Commenting on the relaxation of restrictions on imports, Mr. Seneviratne said licences were not a requirement for essential food items anyway.  He said the importers’ biggest concern was making payments to suppliers. “The Government should find at least US$ 100 million a month for food imports; otherwise people will go hungry,” he said, insisting that the open account and DA systems were vital to ensure adequate stocks of essential items since opening LCs was still extremely difficult.

“If the Government is insistent on keeping the policy then we have sought an assurance that at least US$ 100 million may be released to importers.” Since the Indian credit line is also bringing food in, the importers claim that for now, US$$ 100 million should be enough. The Governor has agreed to consider this request.

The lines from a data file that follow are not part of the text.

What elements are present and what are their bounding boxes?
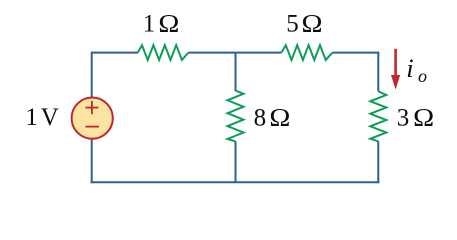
svg-text:Ω: Ω bbox=[413, 103, 434, 131]
svg-text:i: i bbox=[406, 53, 413, 83]
svg-text:V: V bbox=[41, 104, 59, 131]
svg-text:3: 3 bbox=[397, 104, 410, 131]
svg-text:5: 5 bbox=[286, 11, 299, 38]
svg-text:Ω: Ω bbox=[302, 9, 323, 37]
svg-text:Ω: Ω bbox=[269, 103, 290, 131]
svg-text:o: o bbox=[418, 66, 427, 86]
svg-text:8: 8 bbox=[254, 104, 267, 131]
svg-text:1: 1 bbox=[25, 104, 38, 131]
svg-text:1: 1 bbox=[143, 11, 156, 38]
svg-text:Ω: Ω bbox=[158, 9, 179, 37]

The ban on imports through open account/DA systems came despite protest from importers as part of CBSL Governor Nandalal Weersainghe’s mechanisms to disrupt unofficial money channels and diver the flow of foreign currency to formal channels.

“The open account/DA systems allow imports that are paid through the hawala channels,” noted Chayu Damsinghe, Product Head of Macroeconomic and Thematic Research at Frontier Research.

However, traders said the ban would only expedited the precipitation of the food crisis.


 

How new customs duties will impact pricesA series of custom duties have been introduced along with the relaxation of import restrictions.

The alarming percentages of the increases caused panic among consumers following the release of a list of more than 350 goods with tax rate surcharges of 15-200 percent.

The surcharge only meant that the tax rate or duty had been increased by amounts ranging between 15 and 200 percent, not the value of the import itself, an official said.

This means that if an item on the list cost Rs. 50,000 and had a customs duty of 10 percent, that duty would now be increased to 20 percent, meaning that the item which would have cost Rs. 55,000 with the earlier duty, would now cost Rs. 60,000. The duty has only been imposed on non-essential food items and luxury goods. Along with the duty increase, the Government also removed licence requirements on several items, reducing restrictions on their imports.

“Before the restrictions were rescinded, traders were required to obtain a license from a government official to import goods. This process gave a lot of discretionary authority to government officials and led to corruption. Importers’ ability to function becomes too dependent on the official’s decision,” explained Advocata COO Dhananath Fernando.

Importers noted that the duty was most likely an attempt to discourage non-essential imports and, thereby, mitigate the forex crisis.

Both the increased duties and lowered restrictions will achieve the government’s long-standing goal of reducing imports but will allow the government to earn some revenue in the meantime.

“But the core problem exists – we don’t have dollars,” noted Mr. Fernando. “The only real change is the fact that now if someone can find dollars they can import. Earlier they couldn’t because of the licence restrictions.”

He added, however, that the surcharge on the general duty and how these custom calculations were done were complicated.

According to Mr. Fernando, PAL (Ports and Airport Levy) and the Cess percentages are also added on top of the general duty. “It isn’t an addition it’s a percentage on the tax + original value of the item being imported.” Thus, the third tax will be on top of both values, magnifying the impact.